Pada gambar 1 menjelaskan bahwa faktor resiko tertular tergantung dari tingkat pajanan dengan percikan dahak. Pasien tuberkulosis paru dengan BTA positif memberikan kemungkinan risiko penularan lebih besar dari pasien tuberkolosis paru dengan BTA negatif. Hanya sekitar 10% yang terinfeksi TB akan menjadi sakit TB. Sumber penularan adalah pasien TB Basil Tahan Asam (BTA) positif. Umumnya penularan terjadi dalam ruangan dimana percikan dahak berada dalam waktu yang lama. Ventilasi dapat mengurangi jumlah percikan, sementara sinar matahari langsung dapat membunuh kuman. Percikan dapat bertahan selama beberapa jam dalam keadaan yang gelap dan lembab. Daya penularan seorang pasien ditentukan oleh banyaknya kuman yang dikeluarkan dari parunya. Makin tinggi derajat kepositifan hasil pemeriksaan dahak, makin menular pasien tersebut. Faktor yang memungkinkan seseorang terpajan kuman tuberkulosis ditentukan oleh konsentrasi percikan dalam udara dan lamanya menghirup udara tersebut.

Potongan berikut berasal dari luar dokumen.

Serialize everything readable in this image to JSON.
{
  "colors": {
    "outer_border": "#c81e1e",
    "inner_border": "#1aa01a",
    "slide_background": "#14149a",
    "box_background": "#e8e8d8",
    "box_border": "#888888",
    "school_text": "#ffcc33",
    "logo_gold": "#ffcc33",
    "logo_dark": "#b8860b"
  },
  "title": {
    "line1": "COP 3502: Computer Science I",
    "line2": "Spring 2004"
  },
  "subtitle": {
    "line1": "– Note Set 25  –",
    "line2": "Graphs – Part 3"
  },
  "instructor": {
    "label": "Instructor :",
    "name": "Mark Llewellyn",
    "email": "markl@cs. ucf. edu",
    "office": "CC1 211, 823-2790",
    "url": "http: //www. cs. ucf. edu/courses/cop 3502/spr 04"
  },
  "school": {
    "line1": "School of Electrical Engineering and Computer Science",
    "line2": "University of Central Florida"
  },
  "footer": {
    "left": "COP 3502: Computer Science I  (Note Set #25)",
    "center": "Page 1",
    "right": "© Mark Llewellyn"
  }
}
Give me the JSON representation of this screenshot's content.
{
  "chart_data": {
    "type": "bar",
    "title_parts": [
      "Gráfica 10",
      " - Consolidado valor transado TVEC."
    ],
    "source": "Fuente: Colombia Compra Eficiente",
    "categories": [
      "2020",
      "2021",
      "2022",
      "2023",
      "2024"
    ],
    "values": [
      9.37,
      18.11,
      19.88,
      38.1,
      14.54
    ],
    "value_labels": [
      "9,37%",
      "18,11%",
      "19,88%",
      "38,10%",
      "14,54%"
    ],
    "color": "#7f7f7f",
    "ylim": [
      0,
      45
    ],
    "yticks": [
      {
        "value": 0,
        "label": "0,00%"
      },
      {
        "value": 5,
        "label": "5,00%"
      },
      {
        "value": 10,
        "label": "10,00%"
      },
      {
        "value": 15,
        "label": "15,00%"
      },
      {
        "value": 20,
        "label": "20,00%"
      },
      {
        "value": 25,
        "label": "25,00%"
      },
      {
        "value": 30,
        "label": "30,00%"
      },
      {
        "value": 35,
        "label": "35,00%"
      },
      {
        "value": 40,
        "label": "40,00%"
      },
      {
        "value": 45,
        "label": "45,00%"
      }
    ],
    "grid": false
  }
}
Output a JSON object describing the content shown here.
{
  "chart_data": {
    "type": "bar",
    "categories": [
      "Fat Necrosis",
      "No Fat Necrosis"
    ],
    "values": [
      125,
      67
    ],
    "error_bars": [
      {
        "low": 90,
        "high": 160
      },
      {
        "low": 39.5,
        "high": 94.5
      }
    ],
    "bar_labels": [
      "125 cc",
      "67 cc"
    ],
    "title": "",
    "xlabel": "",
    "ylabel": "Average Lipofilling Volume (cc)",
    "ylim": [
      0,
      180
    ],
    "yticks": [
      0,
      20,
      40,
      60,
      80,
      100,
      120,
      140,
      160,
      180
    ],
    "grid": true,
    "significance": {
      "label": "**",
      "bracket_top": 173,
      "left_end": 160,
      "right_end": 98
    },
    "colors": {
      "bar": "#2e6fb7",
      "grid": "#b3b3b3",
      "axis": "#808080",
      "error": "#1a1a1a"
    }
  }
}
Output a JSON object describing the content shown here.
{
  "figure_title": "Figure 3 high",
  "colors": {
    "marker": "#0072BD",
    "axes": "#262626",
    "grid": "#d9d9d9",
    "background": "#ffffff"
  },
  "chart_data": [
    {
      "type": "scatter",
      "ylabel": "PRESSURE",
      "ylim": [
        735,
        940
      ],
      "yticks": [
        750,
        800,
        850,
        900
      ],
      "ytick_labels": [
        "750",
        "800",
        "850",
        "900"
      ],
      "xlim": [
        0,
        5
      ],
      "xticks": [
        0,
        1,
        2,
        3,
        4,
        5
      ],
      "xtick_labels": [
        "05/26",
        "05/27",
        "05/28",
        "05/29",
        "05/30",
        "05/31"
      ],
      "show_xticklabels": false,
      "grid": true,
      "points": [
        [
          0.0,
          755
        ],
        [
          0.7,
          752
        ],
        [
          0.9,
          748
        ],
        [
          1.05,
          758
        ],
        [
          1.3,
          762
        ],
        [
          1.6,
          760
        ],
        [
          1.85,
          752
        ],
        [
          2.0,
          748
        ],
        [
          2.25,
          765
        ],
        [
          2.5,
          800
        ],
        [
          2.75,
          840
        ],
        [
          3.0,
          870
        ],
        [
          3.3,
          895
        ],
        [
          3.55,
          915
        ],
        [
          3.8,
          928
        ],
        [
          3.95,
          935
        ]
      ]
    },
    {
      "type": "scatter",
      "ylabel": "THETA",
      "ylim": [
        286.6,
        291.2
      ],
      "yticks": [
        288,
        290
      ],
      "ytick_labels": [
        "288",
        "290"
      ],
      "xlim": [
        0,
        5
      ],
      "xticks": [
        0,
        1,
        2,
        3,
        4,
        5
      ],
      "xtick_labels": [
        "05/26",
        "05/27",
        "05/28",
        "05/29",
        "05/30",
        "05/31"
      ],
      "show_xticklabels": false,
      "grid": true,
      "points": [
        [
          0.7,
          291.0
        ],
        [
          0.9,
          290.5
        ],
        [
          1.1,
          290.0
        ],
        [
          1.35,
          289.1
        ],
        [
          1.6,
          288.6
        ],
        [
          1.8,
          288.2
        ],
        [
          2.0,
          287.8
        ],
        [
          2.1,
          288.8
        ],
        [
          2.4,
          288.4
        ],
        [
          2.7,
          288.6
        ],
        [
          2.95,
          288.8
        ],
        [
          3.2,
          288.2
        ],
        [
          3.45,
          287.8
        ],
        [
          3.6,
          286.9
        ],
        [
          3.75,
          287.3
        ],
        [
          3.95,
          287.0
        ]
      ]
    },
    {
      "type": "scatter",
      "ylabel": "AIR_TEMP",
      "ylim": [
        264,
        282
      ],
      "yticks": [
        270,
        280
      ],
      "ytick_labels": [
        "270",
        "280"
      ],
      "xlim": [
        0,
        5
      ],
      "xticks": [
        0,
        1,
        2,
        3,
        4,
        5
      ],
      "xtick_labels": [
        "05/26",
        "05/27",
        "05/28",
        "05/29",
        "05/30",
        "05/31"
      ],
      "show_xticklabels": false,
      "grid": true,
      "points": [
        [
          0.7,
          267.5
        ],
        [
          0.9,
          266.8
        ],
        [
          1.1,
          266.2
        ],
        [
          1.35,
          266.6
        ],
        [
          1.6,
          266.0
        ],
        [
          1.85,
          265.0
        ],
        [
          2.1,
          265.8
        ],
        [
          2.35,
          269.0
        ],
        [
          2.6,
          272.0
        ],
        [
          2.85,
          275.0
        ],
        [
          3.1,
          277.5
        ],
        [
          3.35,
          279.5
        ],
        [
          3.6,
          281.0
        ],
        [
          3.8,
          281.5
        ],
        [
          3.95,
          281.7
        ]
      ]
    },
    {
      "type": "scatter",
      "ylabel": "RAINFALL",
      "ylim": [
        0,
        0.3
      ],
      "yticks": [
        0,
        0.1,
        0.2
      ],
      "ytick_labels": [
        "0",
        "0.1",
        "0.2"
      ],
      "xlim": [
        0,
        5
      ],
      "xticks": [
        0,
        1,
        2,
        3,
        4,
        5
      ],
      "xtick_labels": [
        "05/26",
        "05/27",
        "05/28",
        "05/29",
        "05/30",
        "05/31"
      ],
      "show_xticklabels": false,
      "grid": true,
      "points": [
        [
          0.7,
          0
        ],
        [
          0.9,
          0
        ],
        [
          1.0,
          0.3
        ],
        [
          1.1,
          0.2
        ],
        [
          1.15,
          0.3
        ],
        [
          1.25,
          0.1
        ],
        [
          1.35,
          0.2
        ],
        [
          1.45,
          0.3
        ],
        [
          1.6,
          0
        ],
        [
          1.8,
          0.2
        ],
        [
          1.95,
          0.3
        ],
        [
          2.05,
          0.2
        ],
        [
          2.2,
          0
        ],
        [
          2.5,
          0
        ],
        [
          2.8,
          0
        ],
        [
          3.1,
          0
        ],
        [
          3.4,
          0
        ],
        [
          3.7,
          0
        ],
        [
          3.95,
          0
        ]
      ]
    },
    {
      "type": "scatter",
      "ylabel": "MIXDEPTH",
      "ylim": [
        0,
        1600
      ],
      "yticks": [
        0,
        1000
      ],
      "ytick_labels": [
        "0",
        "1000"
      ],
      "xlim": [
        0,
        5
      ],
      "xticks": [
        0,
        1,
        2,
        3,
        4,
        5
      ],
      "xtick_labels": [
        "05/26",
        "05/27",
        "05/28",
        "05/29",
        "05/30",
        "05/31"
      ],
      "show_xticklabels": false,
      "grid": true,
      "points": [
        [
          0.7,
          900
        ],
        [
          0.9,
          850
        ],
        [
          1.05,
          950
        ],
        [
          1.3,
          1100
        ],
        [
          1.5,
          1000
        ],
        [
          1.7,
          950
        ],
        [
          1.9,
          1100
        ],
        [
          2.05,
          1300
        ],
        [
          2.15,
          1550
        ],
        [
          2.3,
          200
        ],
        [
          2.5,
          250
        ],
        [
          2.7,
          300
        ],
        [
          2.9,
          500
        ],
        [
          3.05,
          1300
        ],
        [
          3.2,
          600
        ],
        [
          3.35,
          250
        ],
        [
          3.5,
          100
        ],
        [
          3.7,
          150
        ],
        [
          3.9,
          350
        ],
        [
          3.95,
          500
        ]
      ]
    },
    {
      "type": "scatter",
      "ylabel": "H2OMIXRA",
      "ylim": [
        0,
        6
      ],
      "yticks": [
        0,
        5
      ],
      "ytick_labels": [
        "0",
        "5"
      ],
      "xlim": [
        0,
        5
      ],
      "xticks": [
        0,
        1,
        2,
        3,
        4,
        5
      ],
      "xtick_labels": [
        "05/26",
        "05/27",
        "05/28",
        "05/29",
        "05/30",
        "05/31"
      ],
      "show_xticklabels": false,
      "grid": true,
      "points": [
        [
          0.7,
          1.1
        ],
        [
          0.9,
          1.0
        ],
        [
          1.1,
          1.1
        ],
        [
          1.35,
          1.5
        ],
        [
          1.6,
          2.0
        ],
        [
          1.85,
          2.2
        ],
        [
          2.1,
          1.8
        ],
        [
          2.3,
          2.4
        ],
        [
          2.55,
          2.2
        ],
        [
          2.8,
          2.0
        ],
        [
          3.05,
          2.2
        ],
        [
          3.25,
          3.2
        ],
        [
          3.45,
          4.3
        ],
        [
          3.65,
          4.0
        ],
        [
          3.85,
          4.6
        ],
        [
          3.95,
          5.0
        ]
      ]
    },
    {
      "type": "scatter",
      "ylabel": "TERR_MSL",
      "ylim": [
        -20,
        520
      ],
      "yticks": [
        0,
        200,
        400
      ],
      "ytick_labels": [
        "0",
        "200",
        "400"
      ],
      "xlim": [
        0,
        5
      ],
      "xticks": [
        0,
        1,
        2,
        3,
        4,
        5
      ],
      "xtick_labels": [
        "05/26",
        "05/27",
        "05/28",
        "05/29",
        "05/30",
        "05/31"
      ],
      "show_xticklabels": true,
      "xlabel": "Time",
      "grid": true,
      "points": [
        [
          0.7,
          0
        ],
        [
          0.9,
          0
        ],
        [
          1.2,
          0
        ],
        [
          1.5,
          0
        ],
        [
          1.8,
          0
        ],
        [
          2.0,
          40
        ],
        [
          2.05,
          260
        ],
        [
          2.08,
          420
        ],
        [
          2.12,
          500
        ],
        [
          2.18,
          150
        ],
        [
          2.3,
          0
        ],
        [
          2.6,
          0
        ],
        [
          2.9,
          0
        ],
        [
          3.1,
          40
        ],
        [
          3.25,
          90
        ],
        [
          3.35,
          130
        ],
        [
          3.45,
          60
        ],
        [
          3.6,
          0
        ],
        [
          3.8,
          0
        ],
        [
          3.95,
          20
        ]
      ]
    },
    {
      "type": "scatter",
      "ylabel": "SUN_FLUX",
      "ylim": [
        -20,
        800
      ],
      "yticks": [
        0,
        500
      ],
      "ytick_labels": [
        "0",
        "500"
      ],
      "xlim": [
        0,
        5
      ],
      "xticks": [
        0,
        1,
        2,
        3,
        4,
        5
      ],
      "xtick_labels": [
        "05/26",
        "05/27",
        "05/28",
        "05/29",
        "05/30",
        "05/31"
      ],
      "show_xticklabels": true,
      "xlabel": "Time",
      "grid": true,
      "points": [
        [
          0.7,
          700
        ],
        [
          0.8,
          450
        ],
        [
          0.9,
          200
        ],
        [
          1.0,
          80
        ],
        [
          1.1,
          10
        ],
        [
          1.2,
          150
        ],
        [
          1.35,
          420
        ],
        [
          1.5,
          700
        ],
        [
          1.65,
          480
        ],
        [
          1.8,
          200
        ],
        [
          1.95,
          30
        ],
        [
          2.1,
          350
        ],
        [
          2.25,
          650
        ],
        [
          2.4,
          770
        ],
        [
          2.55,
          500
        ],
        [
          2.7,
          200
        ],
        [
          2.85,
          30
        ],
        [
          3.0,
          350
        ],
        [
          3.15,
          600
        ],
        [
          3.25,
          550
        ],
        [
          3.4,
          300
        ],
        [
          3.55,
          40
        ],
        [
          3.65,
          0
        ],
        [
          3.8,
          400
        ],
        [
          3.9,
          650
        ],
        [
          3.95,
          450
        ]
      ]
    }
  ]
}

Faktor yang mempengaruhi kemungkinan seseorang menjadi pasien TB adalah daya tahan tubuh yang rendah, diantaranya infeksi HIV-AIDS dan malnutrisi (gizi buruk). HIV merupakan faktor risiko yang paling kuat bagi yang terinfeksi tuberkulosis menjadi sakit tuberkulosis. Infeksi HIV mengakibatkan kerusakan luas sistem daya tahan tubuh seluler, sehingga jika terjadi infeksi penyerta, seperti tuberkulosis. Bila jumlah orang terinfeksi HIV meningkat, maka jumlah pasien tuberkulosis akan meningkat, dengan demikian penularan tuberkulosis di masyarakatakan meningkat pula (Dirjen PKHHAMRI,2012).
B. Tuberkulosis
Tuberkulosis adalah penyakit menular langsung yang disebabkan oleh kuman Mycobacterium tuberculosi (TB). Sebagian besar kuman TB menyerang paru, tetapi dapat juga mengenai organ tubuh lainnya (Kemenkes,
2009). Tuberkulosis paru adalah tuberkulosis yang menyerang jaringan parenchyma paru, tidak termasuk pleura (selaput paru) (Depkes RI, 2005).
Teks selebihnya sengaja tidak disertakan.